2/ Role particulier joué par les filament myceliens, les SYRROTES (RHIZOMORPHES) et les SPOROPHORES (FRUCTIFICATIONS).
⦁ Les Filaments mycéliens (Mycélium)
Ils produisent une enzyme qui hydrolyse la cellulose. Sous son action, le bois brunit, devient cassant, se clive selon trois plans perpendiculaires pour donner une pourriture cubique. Le bois, devenu friable, a perdu toute résistance mécanique.
⦁ Les Syrrotes (Rhizomorphes)
Particulièrement résistants, ils permettent au champignon de repartir après une période de sécheresse. Ils se comportent aussi comme de véritables formations vasculaires en assurant le transport de l’eau et des substances nutritives, permettant ainsi au champignon de s’installer à plusieurs mètres de son point d’origine, d’y assurer une réhumidification locale, et une nouvelle implantation. Dès que l’attaque de la cellulose commence, son hydrolyse fournit un complément en eau non négligeable, qui facilite l’installation du nouveau venu.
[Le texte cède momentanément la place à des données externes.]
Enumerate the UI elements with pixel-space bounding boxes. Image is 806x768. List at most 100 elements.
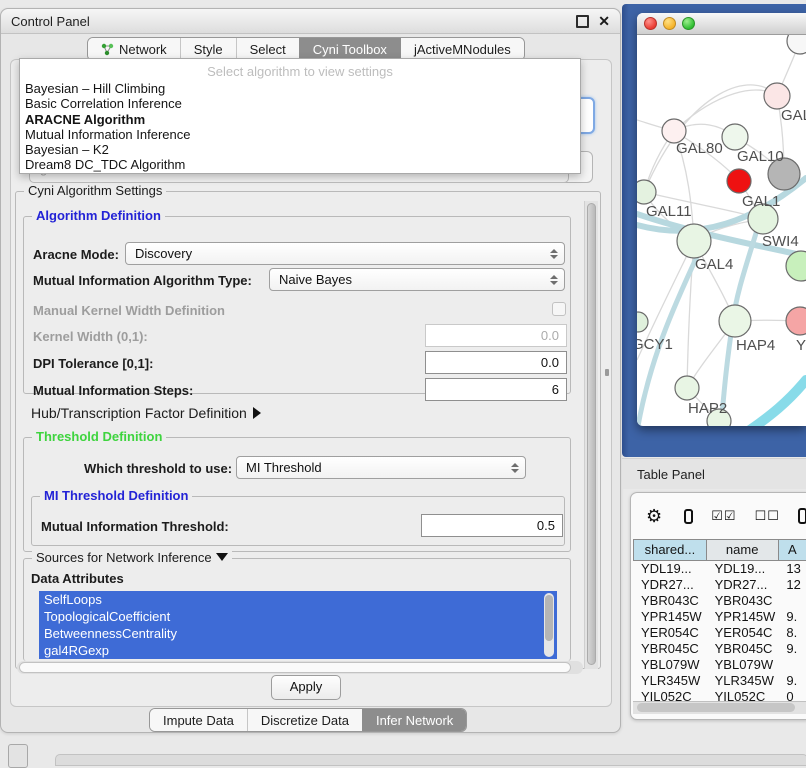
- scrollbar-thumb[interactable]: [587, 203, 596, 665]
- table-cell[interactable]: [778, 593, 806, 609]
- algorithm-option[interactable]: Dream8 DC_TDC Algorithm: [20, 157, 580, 172]
- tab-select[interactable]: Select: [236, 38, 299, 60]
- table-cell[interactable]: 9.: [778, 641, 806, 657]
- column-header-name[interactable]: name: [707, 539, 779, 561]
- table-cell[interactable]: YDR27...: [633, 577, 707, 593]
- algorithm-option[interactable]: Bayesian – K2: [20, 142, 580, 157]
- mi-threshold-input[interactable]: 0.5: [421, 514, 563, 537]
- scrollbar-thumb[interactable]: [19, 662, 571, 673]
- network-node-swi4[interactable]: [786, 251, 806, 281]
- table-row[interactable]: YBL079W YBL079W: [633, 657, 806, 673]
- zoom-traffic-light[interactable]: [682, 17, 695, 30]
- table-row[interactable]: YPR145W YPR145W 9.: [633, 609, 806, 625]
- tab-network[interactable]: Network: [88, 38, 180, 60]
- table-cell[interactable]: YPR145W: [707, 609, 779, 625]
- table-cell[interactable]: YIL052C: [707, 689, 779, 701]
- hub-definition-expander[interactable]: Hub/Transcription Factor Definition: [31, 405, 261, 421]
- aracne-mode-combo[interactable]: Discovery: [125, 242, 565, 265]
- table-cell[interactable]: YBR043C: [707, 593, 779, 609]
- select-all-checkboxes-icon[interactable]: ☑☑: [711, 508, 736, 524]
- sources-title-row[interactable]: Sources for Network Inference: [32, 550, 232, 565]
- split-pane-handle[interactable]: [605, 369, 609, 376]
- table-cell[interactable]: YDL19...: [707, 561, 779, 577]
- network-canvas[interactable]: GAL GAL80 GAL10 GAL1 GAL11 SWI4 GAL4 GCY…: [637, 35, 806, 426]
- table-cell[interactable]: YDL19...: [633, 561, 707, 577]
- float-window-icon[interactable]: [576, 15, 589, 28]
- table-row[interactable]: YBR045C YBR045C 9.: [633, 641, 806, 657]
- mi-steps-input[interactable]: 6: [425, 378, 567, 401]
- table-cell[interactable]: YBR045C: [707, 641, 779, 657]
- manual-kernel-width-checkbox[interactable]: [552, 302, 566, 316]
- minimize-traffic-light[interactable]: [663, 17, 676, 30]
- table-cell[interactable]: 9.: [778, 673, 806, 689]
- algorithm-option[interactable]: Basic Correlation Inference: [20, 96, 580, 111]
- table-cell[interactable]: YBR045C: [633, 641, 707, 657]
- table-row[interactable]: YER054C YER054C 8.: [633, 625, 806, 641]
- which-threshold-combo[interactable]: MI Threshold: [236, 456, 526, 479]
- settings-horizontal-scrollbar[interactable]: [17, 661, 583, 674]
- network-node[interactable]: [786, 307, 806, 335]
- table-row[interactable]: YDL19... YDL19... 13: [633, 561, 806, 577]
- table-cell[interactable]: 12: [778, 577, 806, 593]
- table-row[interactable]: YBR043C YBR043C: [633, 593, 806, 609]
- attribute-item-selected[interactable]: SelfLoops: [39, 591, 557, 608]
- dpi-tolerance-input[interactable]: 0.0: [425, 351, 567, 374]
- apply-button[interactable]: Apply: [271, 675, 341, 700]
- network-node-selected-red[interactable]: [727, 169, 751, 193]
- table-cell[interactable]: YER054C: [707, 625, 779, 641]
- table-cell[interactable]: 13: [778, 561, 806, 577]
- table-cell[interactable]: YPR145W: [633, 609, 707, 625]
- table-cell[interactable]: [778, 657, 806, 673]
- collapsed-panel-button[interactable]: [8, 744, 28, 768]
- tab-discretize-data[interactable]: Discretize Data: [247, 709, 362, 731]
- table-cell[interactable]: YIL052C: [633, 689, 707, 701]
- column-header-partial[interactable]: A: [779, 539, 806, 561]
- attribute-item-selected[interactable]: TopologicalCoefficient: [39, 608, 557, 625]
- mi-algorithm-type-combo[interactable]: Naive Bayes: [269, 268, 565, 291]
- algorithm-option[interactable]: Bayesian – Hill Climbing: [20, 81, 580, 96]
- tab-infer-network[interactable]: Infer Network: [362, 709, 466, 731]
- network-node-gcy1[interactable]: [637, 312, 648, 332]
- kernel-width-input[interactable]: 0.0: [425, 324, 567, 347]
- table-cell[interactable]: YBR043C: [633, 593, 707, 609]
- close-traffic-light[interactable]: [644, 17, 657, 30]
- table-row[interactable]: YDR27... YDR27... 12: [633, 577, 806, 593]
- table-cell[interactable]: 9.: [778, 609, 806, 625]
- network-node-hap2[interactable]: [675, 376, 699, 400]
- deselect-all-checkboxes-icon[interactable]: ☐☐: [755, 508, 780, 524]
- algorithm-option[interactable]: Mutual Information Inference: [20, 127, 580, 142]
- gear-icon[interactable]: ⚙: [646, 506, 662, 527]
- network-node[interactable]: [787, 35, 806, 54]
- attribute-list-scrollbar[interactable]: [544, 593, 554, 657]
- scrollbar-thumb[interactable]: [637, 703, 795, 712]
- network-node-hap4[interactable]: [719, 305, 751, 337]
- table-cell[interactable]: 8.: [778, 625, 806, 641]
- scrollbar-thumb[interactable]: [545, 595, 553, 641]
- tab-impute-data[interactable]: Impute Data: [150, 709, 247, 731]
- tab-jactivemnodules[interactable]: jActiveMNodules: [400, 38, 524, 60]
- column-header-shared-name[interactable]: shared...: [633, 539, 707, 561]
- table-cell[interactable]: 0: [778, 689, 806, 701]
- algorithm-option-selected[interactable]: ARACNE Algorithm: [20, 112, 580, 127]
- network-node-gal11[interactable]: [637, 180, 656, 204]
- table-row[interactable]: YLR345W YLR345W 9.: [633, 673, 806, 689]
- settings-vertical-scrollbar[interactable]: [584, 201, 598, 669]
- columns-icon[interactable]: [684, 509, 693, 524]
- table-function-icon[interactable]: [798, 508, 806, 524]
- table-cell[interactable]: YLR345W: [633, 673, 707, 689]
- network-node[interactable]: [764, 83, 790, 109]
- tab-cyni-toolbox[interactable]: Cyni Toolbox: [299, 38, 400, 60]
- table-cell[interactable]: YDR27...: [707, 577, 779, 593]
- table-cell[interactable]: YER054C: [633, 625, 707, 641]
- table-row[interactable]: YIL052C YIL052C 0: [633, 689, 806, 701]
- network-node[interactable]: [722, 124, 748, 150]
- table-cell[interactable]: YLR345W: [707, 673, 779, 689]
- attribute-item-selected[interactable]: gal4RGexp: [39, 642, 557, 659]
- table-cell[interactable]: YBL079W: [633, 657, 707, 673]
- table-cell[interactable]: YBL079W: [707, 657, 779, 673]
- tab-style[interactable]: Style: [180, 38, 236, 60]
- network-node-gal4[interactable]: [677, 224, 711, 258]
- table-horizontal-scrollbar[interactable]: [633, 701, 806, 714]
- close-icon[interactable]: ✕: [598, 14, 610, 28]
- attribute-item-selected[interactable]: BetweennessCentrality: [39, 625, 557, 642]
Les syrrotes vont ainsi permettre à la Mérule de s’infiltrer dans les plafonnages, de passer sous les plinthes, de traverser les murs en profitant des fissures, des joints mal étanches, des bétons poreux… et de prendre possession de nouveaux espaces, de nouveaux locaux.
Précisons que Serpula himantioides, voisine de Serpula lacrymans est capable de solubiliser le sulfate de calcium ou gypse utilisé dans les constructions, et ainsi de dégrader les murs.
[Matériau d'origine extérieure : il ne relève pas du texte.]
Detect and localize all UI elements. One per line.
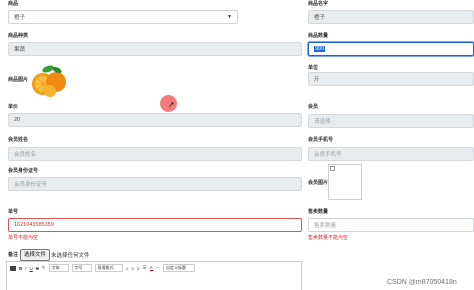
unit-value: 斤 (314, 77, 320, 83)
product-select[interactable]: 橙子 ▼ (8, 10, 238, 24)
order-no-label: 单号 (8, 209, 19, 215)
sale-qty-label: 售卖数量 (308, 209, 329, 215)
member-id-field[interactable]: 会员身份证号 (8, 177, 302, 191)
font-family-select[interactable]: 字体 (48, 264, 69, 272)
member-placeholder: 请选择 (314, 119, 331, 125)
file-button[interactable]: 选择文件 (20, 249, 51, 261)
stock-value: 900 (314, 46, 326, 52)
order-no-error: 单号不能为空 (8, 235, 39, 241)
stock-field[interactable]: 900 (308, 42, 474, 56)
more-icon[interactable]: ⋯ (156, 265, 161, 271)
stock-label: 商品数量 (308, 33, 329, 39)
italic-button[interactable]: I (25, 266, 26, 271)
product-image (32, 65, 66, 97)
source-icon[interactable] (10, 265, 16, 271)
member-name-field[interactable]: 会员姓名 (8, 147, 302, 161)
category-field[interactable]: 果蔬 (8, 42, 302, 56)
member-label: 会员 (308, 104, 319, 110)
member-image-label: 会员图片 (308, 180, 329, 186)
align-right-icon[interactable]: ≡ (137, 266, 140, 271)
unit-label: 单位 (308, 65, 319, 71)
strike-button[interactable]: S (36, 266, 39, 271)
unit-price-field[interactable]: 20 (8, 113, 302, 127)
editor-toolbar: B I U S ✎ 字体 字号 段落格式 ≡ ≡ ≡ ☰ A ⋯ 自定义标题 (10, 264, 196, 272)
order-no-value: 1621043585359 (14, 222, 54, 228)
broken-image-icon (330, 166, 335, 171)
mouse-pointer-icon: ➚ (168, 100, 175, 109)
unit-price-label: 单价 (8, 104, 19, 110)
format-icon[interactable]: ✎ (42, 265, 46, 271)
list-icon[interactable]: ☰ (142, 265, 146, 271)
member-name-placeholder: 会员姓名 (14, 152, 37, 158)
unit-price-value: 20 (14, 117, 21, 123)
product-image-label: 商品图片 (8, 77, 29, 83)
product-name-value: 橙子 (314, 15, 326, 21)
product-label: 商品 (8, 1, 19, 7)
underline-button[interactable]: U (30, 266, 33, 271)
product-name-field[interactable]: 橙子 (308, 10, 474, 24)
category-value: 果蔬 (14, 47, 26, 53)
bold-button[interactable]: B (19, 266, 22, 271)
remark-label: 备注 (8, 252, 19, 258)
member-name-label: 会员姓名 (8, 137, 29, 143)
chevron-down-icon: ▼ (227, 14, 232, 20)
member-id-placeholder: 会员身份证号 (14, 182, 48, 188)
member-phone-field[interactable]: 会员手机号 (308, 147, 474, 161)
member-phone-label: 会员手机号 (308, 137, 334, 143)
file-status: 未选择任何文件 (51, 253, 90, 259)
align-center-icon[interactable]: ≡ (131, 266, 134, 271)
font-size-select[interactable]: 字号 (71, 264, 92, 272)
paragraph-select[interactable]: 段落格式 (94, 264, 123, 272)
custom-title-select[interactable]: 自定义标题 (163, 264, 196, 272)
member-id-label: 会员身份证号 (8, 168, 39, 174)
member-select[interactable]: 请选择 (308, 114, 474, 128)
text-color-button[interactable]: A (149, 265, 153, 271)
unit-field[interactable]: 斤 (308, 72, 474, 86)
order-no-field[interactable]: 1621043585359 (8, 218, 302, 232)
sale-qty-placeholder: 售卖数量 (314, 223, 337, 229)
member-phone-placeholder: 会员手机号 (314, 152, 342, 158)
category-label: 商品种类 (8, 33, 29, 39)
sale-qty-error: 售卖数量不能为空 (308, 235, 349, 241)
member-image-placeholder (328, 164, 362, 200)
product-select-value: 橙子 (14, 15, 26, 21)
sale-qty-field[interactable]: 售卖数量 (308, 218, 474, 232)
product-name-label: 商品名字 (308, 1, 329, 7)
watermark: CSDN @m87050418n (387, 279, 457, 286)
align-left-icon[interactable]: ≡ (126, 266, 129, 271)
⦁ Les Sporophores (Fructifications)
Ils produisent des basidiospores en nombre considérable. Selon FINLAY (1953), un sporophore de près de 1 mètre de diamètre, peut libérer quelque cinq millions de spores à la minute pendant une longue période, spores colorées qui ne tardent pas à recouvrir d’une poussière rouille caractéristique, les objets avoisinants. Ces spores seront ensuite disséminées par les courants d’air, l’homme, les insectes, les objets pollués… Vu l’importance des émissions, elles n’auront aucun mal à rencontrer des conditions favorables permettant de perpétuer cette espèce aux exigences particulièrement strictes.
Une spore se dépose sur une surface favorable à son développement, elle germe et engendre des filaments (hyphes) qui se développent sur la surface (mycélium). Alors la mérule peut continuer son travail de dégradation du bois et de la maçonnerie tout en poursuivant son cycle de reproduction.
Voici les endroits susceptibles d'accueillir la mérule :
⦁ Les maisons anciennes, humides, ayant une mauvaise ventilation, ou des maisons inhabitées durant plusieurs mois, conditions favorables à son développement.
⦁ Les bois adossés ou encastrés :
⦁ Derrière une gouttière abîmée, une maçonnerie détériorée ou avec une fissure permettant une infiltration.
⦁ Un mur enterré non étanché ou non exposé au soleil et recouvert de végétation.
⦁ Les bois posés ou encastrés dans les caves avec une mauvaise aération, dont le sol est en terre.
⦁ La proximité d'une fuite d'eau.
⦁ Un mur froid derrière un meuble, un lambris, des boiseries.
⦁ La proximité de fenêtres en mauvais état, modifiées voire déplacées, et sans adaptation de la ventilation.
⦁ Un local peu ou pas chauffé avec une humidité persistante.